Many factors contributed to these and other successes. First of all, the multidisciplinary team of family doctors, nurses, physiotherapists and psychologists was recruited among local care providers, mostly without experience with refugees but acquainted with the local healthcare system and committed to delivering the best possible care to those people in need. This local embedment greatly facilitated collaboration with and referral to local healthcare organizations. Moreover, the team could rely—for more refugee-specific problems—on the help of an Afghan physician (Dr Zurmati) with refugee background who gave support, especially in handling psychosocial issues and mental health problems. The benefit of his engagement in the team surpassed largely the purely language-related issues as his lived experience also contributed to an improved cultural-sensitive interaction between healthcare providers and residents.

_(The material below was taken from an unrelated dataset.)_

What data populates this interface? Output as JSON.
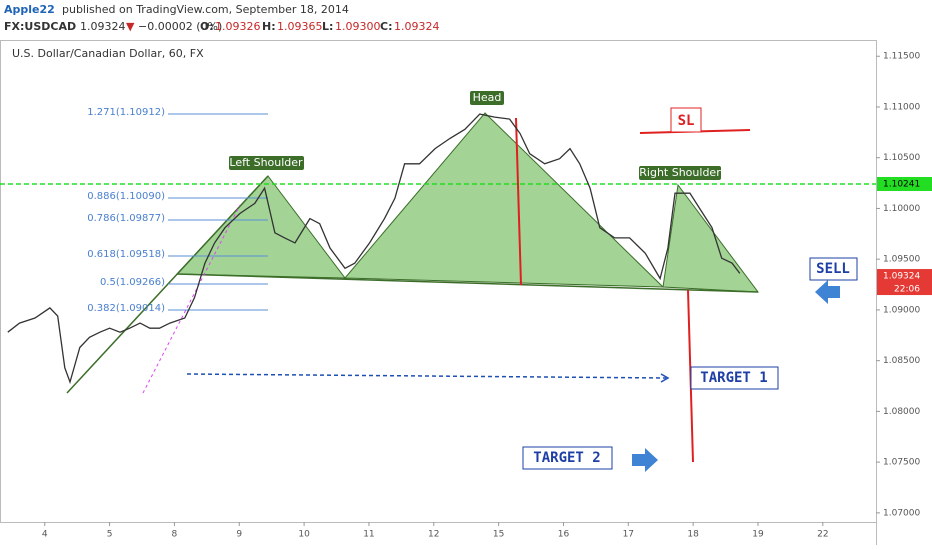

The role of the nurses was of crucial importance. They were the first point of contact. They evaluated the demand, gave advice, started treatment, referred to the GP, and provided follow-up care. Due to their professionalism, commitment and personal approach they gained trust and respect from the residents, which contributed largely to the successful health outcomes.

In the many critical and delicate cases, there was close interdisciplinary consultation, which resulted in a consented and polyvalent approach to complex problems. The nurses often acted as intermediaries between the parties.

Lastly, the engagement of local organizations (infant care, centres for pupils’ counselling, social welfare, buddy project, psychiatric crisis team, homecare. etc.) was a tremendous advantage and contributed to long-term solutions for complex cases.

The Ponton experience bears witness that local family doctors are very well positioned to coordinate the care for refugees and asylum-seekers. The perspective of family medicine is indispensable for adjusting healthcare systems to respond to the changing health needs concurring with the current migration crisis.

The key factors for success were the professionalism and commitment of the interdisciplinary staff, the person-centred tailored approach with special sensitivity and attention to the psycho/socio/cultural aspects of individuals and an active multi-sectoral collaboration.

Disclosure statement

No potential conflict of interest was reported by the authors.